UnixReview.com this week has an ‘examination’ of the CISA and CISM certifications, plus an article about the relative value of certifications.
Month: January 2006
Parallel routes in, CCMS next
Matthew Dillon has added the new parallel routing code; expect some destabilization if you are running bleeding-edge code.
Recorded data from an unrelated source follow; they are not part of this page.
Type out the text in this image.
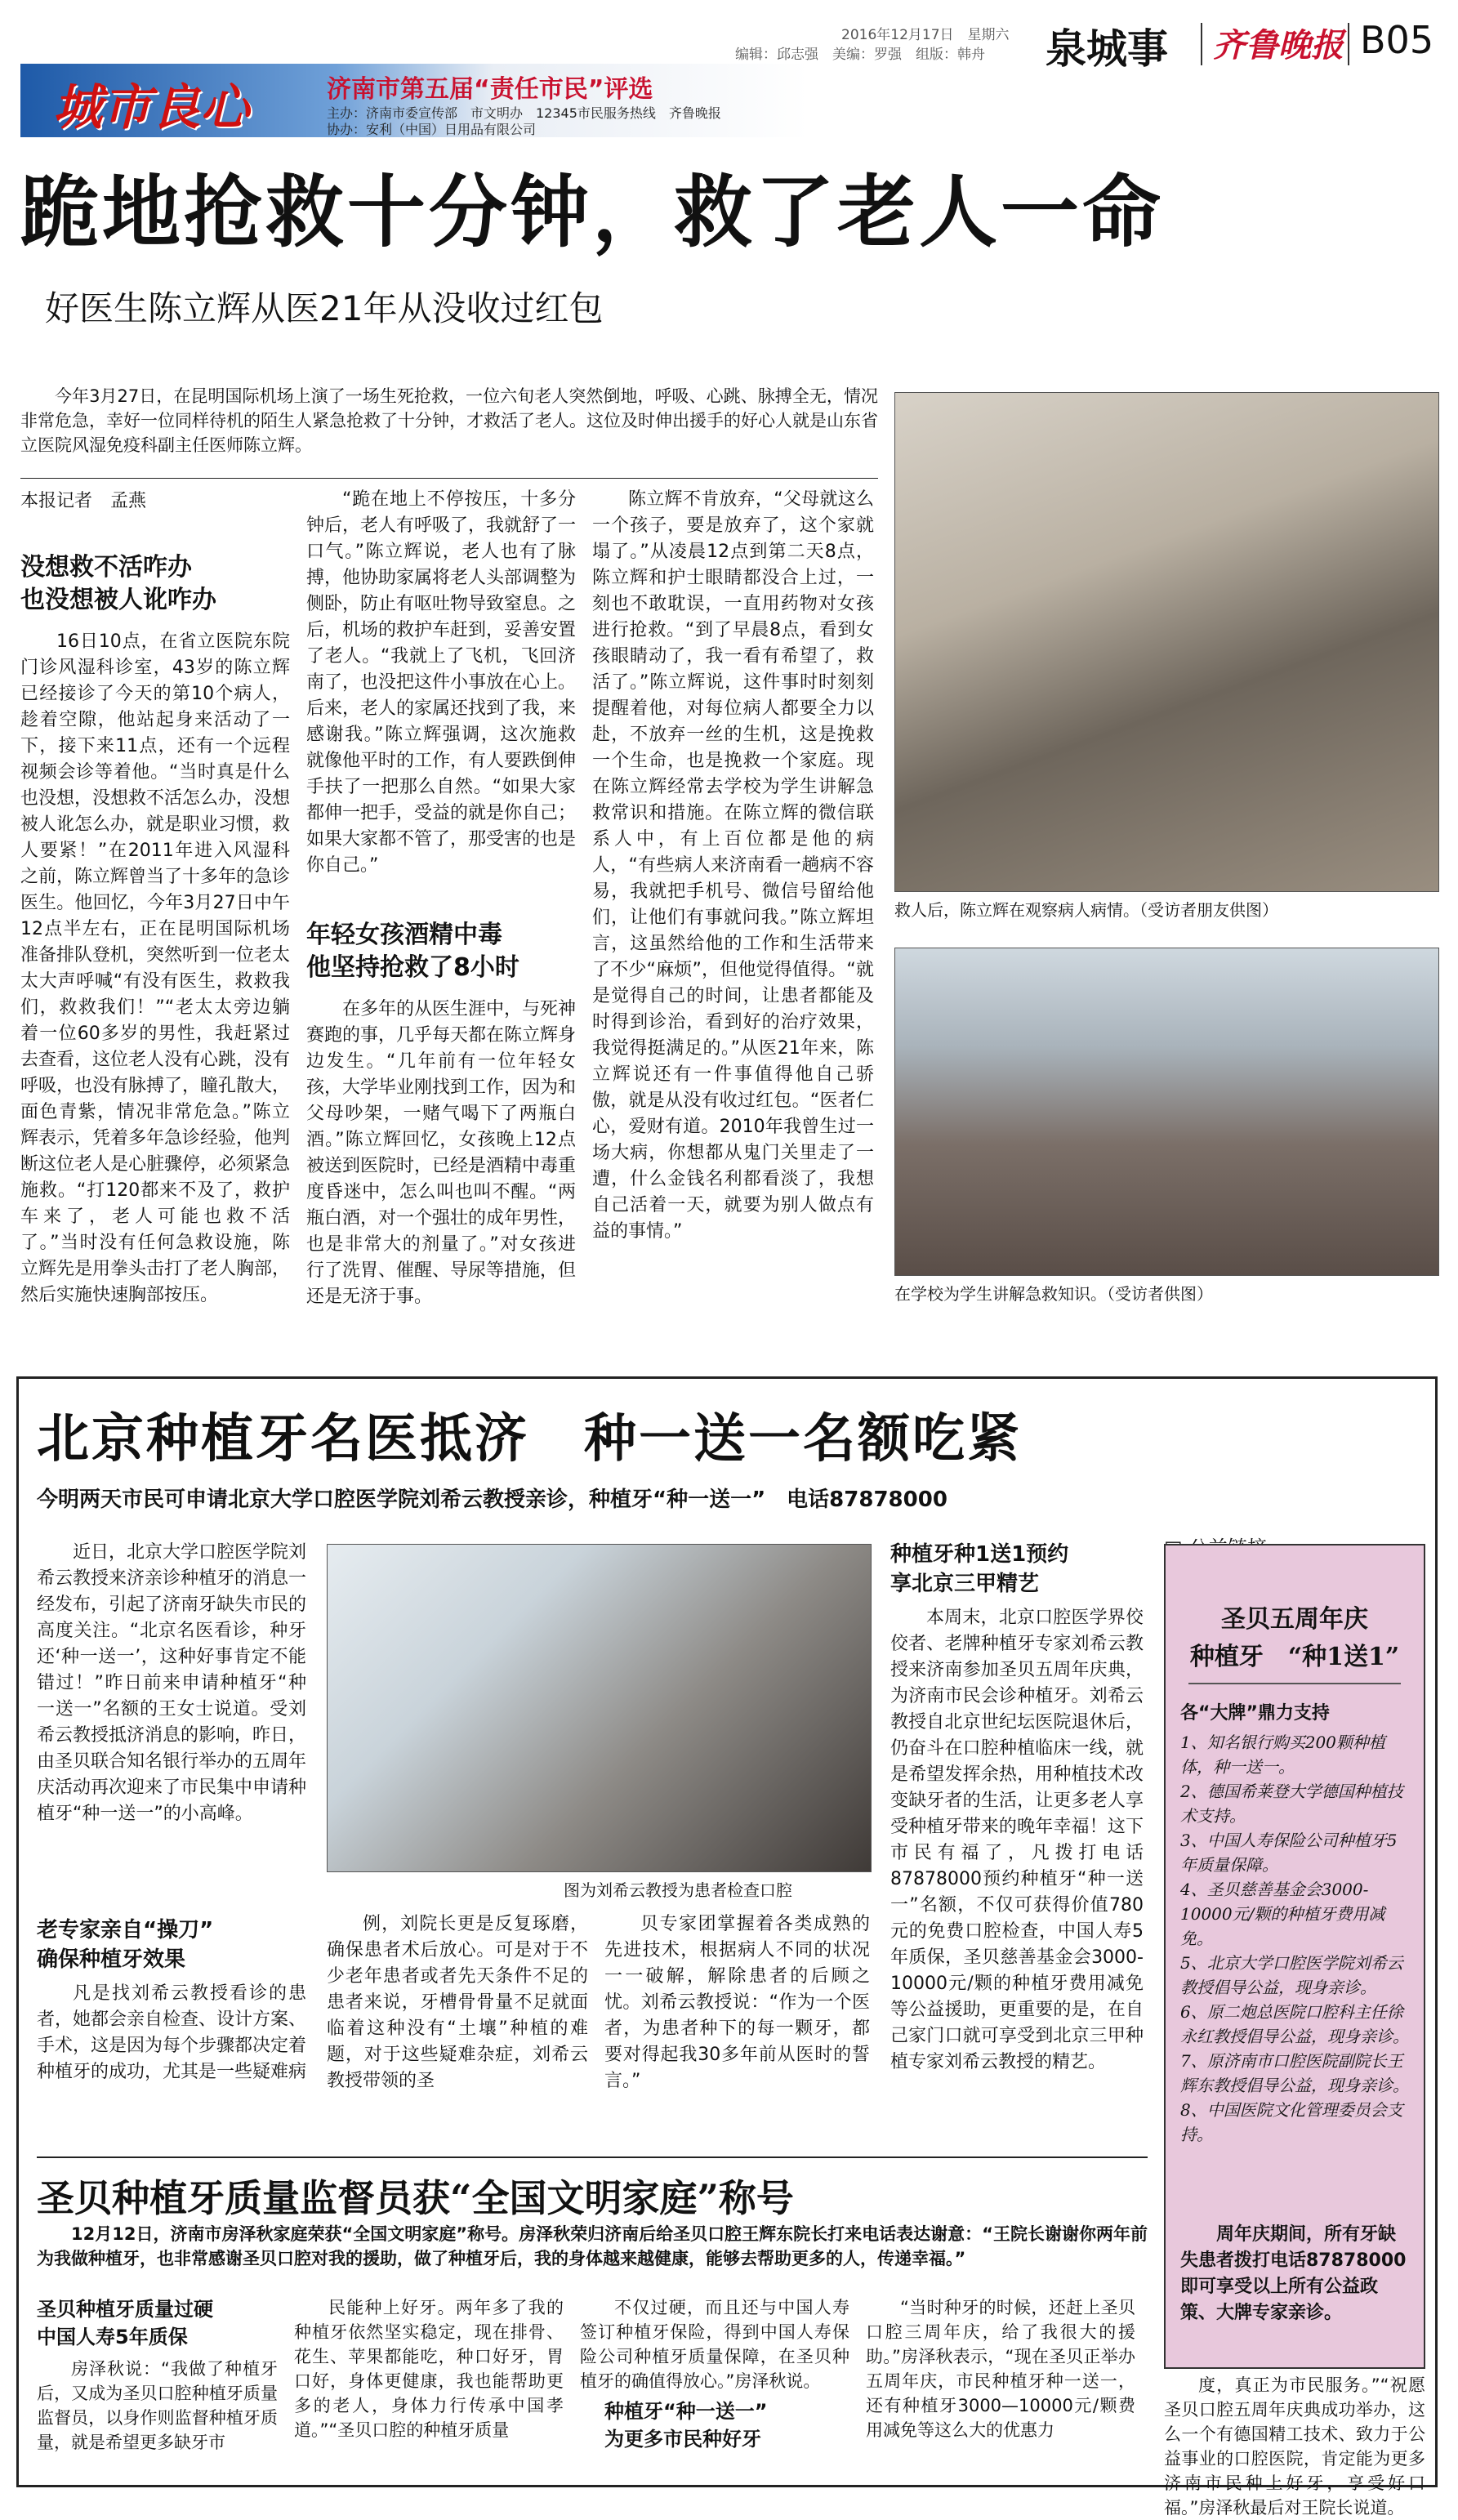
2016年12月17日　星期六
编辑：邱志强　美编：罗强　组版：韩舟	泉城事 齐鲁晚报 B05
城市良心	济南市第五届“责任市民”评选
主办：济南市委宣传部　市文明办　12345市民服务热线　齐鲁晚报
协办：安利（中国）日用品有限公司
跪地抢救十分钟，救了老人一命
好医生陈立辉从医21年从没收过红包

今年3月27日，在昆明国际机场上演了一场生死抢救，一位六旬老人突然倒地，呼吸、心跳、脉搏全无，情况非常危急，幸好一位同样待机的陌生人紧急抢救了十分钟，才救活了老人。这位及时伸出援手的好心人就是山东省立医院风湿免疫科副主任医师陈立辉。

本报记者　孟燕
没想救不活咋办
也没想被人讹咋办

16日10点，在省立医院东院门诊风湿科诊室，43岁的陈立辉已经接诊了今天的第10个病人，趁着空隙，他站起身来活动了一下，接下来11点，还有一个远程视频会诊等着他。“当时真是什么也没想，没想救不活怎么办，没想被人讹怎么办，就是职业习惯，救人要紧！”在2011年进入风湿科之前，陈立辉曾当了十多年的急诊医生。他回忆，今年3月27日中午12点半左右，正在昆明国际机场准备排队登机，突然听到一位老太太大声呼喊“有没有医生，救救我们，救救我们！”“老太太旁边躺着一位60多岁的男性，我赶紧过去查看，这位老人没有心跳，没有呼吸，也没有脉搏了，瞳孔散大，面色青紫，情况非常危急。”陈立辉表示，凭着多年急诊经验，他判断这位老人是心脏骤停，必须紧急施救。“打120都来不及了，救护车来了，老人可能也救不活了。”当时没有任何急救设施，陈立辉先是用拳头击打了老人胸部，然后实施快速胸部按压。

“跪在地上不停按压，十多分钟后，老人有呼吸了，我就舒了一口气。”陈立辉说，老人也有了脉搏，他协助家属将老人头部调整为侧卧，防止有呕吐物导致窒息。之后，机场的救护车赶到，妥善安置了老人。“我就上了飞机，飞回济南了，也没把这件小事放在心上。后来，老人的家属还找到了我，来感谢我。”陈立辉强调，这次施救就像他平时的工作，有人要跌倒伸手扶了一把那么自然。“如果大家都伸一把手，受益的就是你自己；如果大家都不管了，那受害的也是你自己。”

年轻女孩酒精中毒
他坚持抢救了8小时

在多年的从医生涯中，与死神赛跑的事，几乎每天都在陈立辉身边发生。“几年前有一位年轻女孩，大学毕业刚找到工作，因为和父母吵架，一赌气喝下了两瓶白酒。”陈立辉回忆，女孩晚上12点被送到医院时，已经是酒精中毒重度昏迷中，怎么叫也叫不醒。“两瓶白酒，对一个强壮的成年男性，也是非常大的剂量了。”对女孩进行了洗胃、催醒、导尿等措施，但还是无济于事。

陈立辉不肯放弃，“父母就这么一个孩子，要是放弃了，这个家就塌了。”从凌晨12点到第二天8点，陈立辉和护士眼睛都没合上过，一刻也不敢耽误，一直用药物对女孩进行抢救。“到了早晨8点，看到女孩眼睛动了，我一看有希望了，救活了。”陈立辉说，这件事时时刻刻提醒着他，对每位病人都要全力以赴，不放弃一丝的生机，这是挽救一个生命，也是挽救一个家庭。现在陈立辉经常去学校为学生讲解急救常识和措施。在陈立辉的微信联系人中，有上百位都是他的病人，“有些病人来济南看一趟病不容易，我就把手机号、微信号留给他们，让他们有事就问我。”陈立辉坦言，这虽然给他的工作和生活带来了不少“麻烦”，但他觉得值得。“就是觉得自己的时间，让患者都能及时得到诊治，看到好的治疗效果，我觉得挺满足的。”从医21年来，陈立辉说还有一件事值得他自己骄傲，就是从没有收过红包。“医者仁心，爱财有道。2010年我曾生过一场大病，你想都从鬼门关里走了一遭，什么金钱名利都看淡了，我想自己活着一天，就要为别人做点有益的事情。”

救人后，陈立辉在观察病人病情。（受访者朋友供图）
在学校为学生讲解急救知识。（受访者供图）
北京种植牙名医抵济　种一送一名额吃紧
今明两天市民可申请北京大学口腔医学院刘希云教授亲诊，种植牙“种一送一”　电话87878000

近日，北京大学口腔医学院刘希云教授来济亲诊种植牙的消息一经发布，引起了济南牙缺失市民的高度关注。“北京名医看诊，种牙还‘种一送一’，这种好事肯定不能错过！”昨日前来申请种植牙“种一送一”名额的王女士说道。受刘希云教授抵济消息的影响，昨日，由圣贝联合知名银行举办的五周年庆活动再次迎来了市民集中申请种植牙“种一送一”的小高峰。

老专家亲自“操刀”
确保种植牙效果

凡是找刘希云教授看诊的患者，她都会亲自检查、设计方案、手术，这是因为每个步骤都决定着种植牙的成功，尤其是一些疑难病

图为刘希云教授为患者检查口腔

例，刘院长更是反复琢磨，确保患者术后放心。可是对于不少老年患者或者先天条件不足的患者来说，牙槽骨骨量不足就面临着这种没有“土壤”种植的难题，对于这些疑难杂症，刘希云教授带领的圣

贝专家团掌握着各类成熟的先进技术，根据病人不同的状况一一破解，解除患者的后顾之忧。刘希云教授说：“作为一个医者，为患者种下的每一颗牙，都要对得起我30多年前从医时的誓言。”

种植牙种1送1预约
享北京三甲精艺

本周末，北京口腔医学界佼佼者、老牌种植牙专家刘希云教授来济南参加圣贝五周年庆典，为济南市民会诊种植牙。刘希云教授自北京世纪坛医院退休后，仍奋斗在口腔种植临床一线，就是希望发挥余热，用种植技术改变缺牙者的生活，让更多老人享受种植牙带来的晚年幸福！这下市民有福了，凡拨打电话87878000预约种植牙“种一送一”名额，不仅可获得价值780元的免费口腔检查，中国人寿5年质保，圣贝慈善基金会3000-10000元/颗的种植牙费用减免等公益援助，更重要的是，在自己家门口就可享受到北京三甲种植专家刘希云教授的精艺。

圣贝五周年庆
种植牙　“种1送1”
各“大牌”鼎力支持
1、知名银行购买200颗种植体，种一送一。
2、德国希莱登大学德国种植技术支持。
3、中国人寿保险公司种植牙5年质量保障。
4、圣贝慈善基金会3000-10000元/颗的种植牙费用减免。
5、北京大学口腔医学院刘希云教授倡导公益，现身亲诊。
6、原二炮总医院口腔科主任徐永红教授倡导公益，现身亲诊。
7、原济南市口腔医院副院长王辉东教授倡导公益，现身亲诊。
8、中国医院文化管理委员会支持。
周年庆期间，所有牙缺失患者拨打电话87878000即可享受以上所有公益政策、大牌专家亲诊。
圣贝种植牙质量监督员获“全国文明家庭”称号

12月12日，济南市房泽秋家庭荣获“全国文明家庭”称号。房泽秋荣归济南后给圣贝口腔王辉东院长打来电话表达谢意：“王院长谢谢你两年前为我做种植牙，也非常感谢圣贝口腔对我的援助，做了种植牙后，我的身体越来越健康，能够去帮助更多的人，传递幸福。”

圣贝种植牙质量过硬
中国人寿5年质保

房泽秋说：“我做了种植牙后，又成为圣贝口腔种植牙质量监督员，以身作则监督种植牙质量，就是希望更多缺牙市

民能种上好牙。两年多了我的种植牙依然坚实稳定，现在排骨、花生、苹果都能吃，种口好牙，胃口好，身体更健康，我也能帮助更多的老人，身体力行传承中国孝道。”“圣贝口腔的种植牙质量

不仅过硬，而且还与中国人寿签订种植牙保险，得到中国人寿保险公司种植牙质量保障，在圣贝种植牙的确值得放心。”房泽秋说。

种植牙“种一送一”
为更多市民种好牙

“当时种牙的时候，还赶上圣贝口腔三周年庆，给了我很大的援助。”房泽秋表示，“现在圣贝正举办五周年庆，市民种植牙种一送一，还有种植牙3000—10000元/颗费用减免等这么大的优惠力

度，真正为市民服务。”“祝愿圣贝口腔五周年庆典成功举办，这么一个有德国精工技术、致力于公益事业的口腔医院，肯定能为更多济南市民种上好牙，享受好口福。”房泽秋最后对王院长说道。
His near-term plans are also posted, which include a start on the Cache Coherency Management System, and preliminary work to support ZFS.
Fetch the canopener!
David Rhodus needs to read Excel files. Joerg Sonnenberger is fixing up OpenOffice 2 and Gnumeric in pkgsrc to work, while Eli Green suggests the program antiexcel.
Another way to see source
Csaba Henk posted a link to Sun’s OpenGrok source code search engine. He’s got a version running at http://dragonfly.creo.hu/source.
This makes me think of two things: 1: Sun’s sure putting out a lot of neat stuff and 2: I always hated Stranger In A Strange Land.
UnixReview: IPv6, Rexx
UnixReview.com this week has only two articles: a book review of “Running IPv6” and “Regular Expressions: Rexx Still Going Strong“.
NetBSD report, too
The NetBSD quarterly report (that seems to cover a half instead of a quarter; July – December 2005) is out. It covers their new logo, their new releases, new developers and ports, etc. Also, DragonFly’s adoption of pkgsrc is mentioned, along with the fact that Joerg Sonnenberger is more or less responsible for over 3,000 of the successful pkgsrc builds on DragonFly.
FreeBSD Q4 status report out
The fourth quarter Status Report for FreeBSD is out. Among other items of interest, the report contains links to two recent presentations at EuroBSDCon: New Networking Features in FreeBSD 6.0 and Optimizing the FreeBSD IP and TCP Stack (both links are PDF files). Also, OpenBSD’s dhclient has replaced ISC’s dhclient, and efforts to port DragonFly’s variant symlinks.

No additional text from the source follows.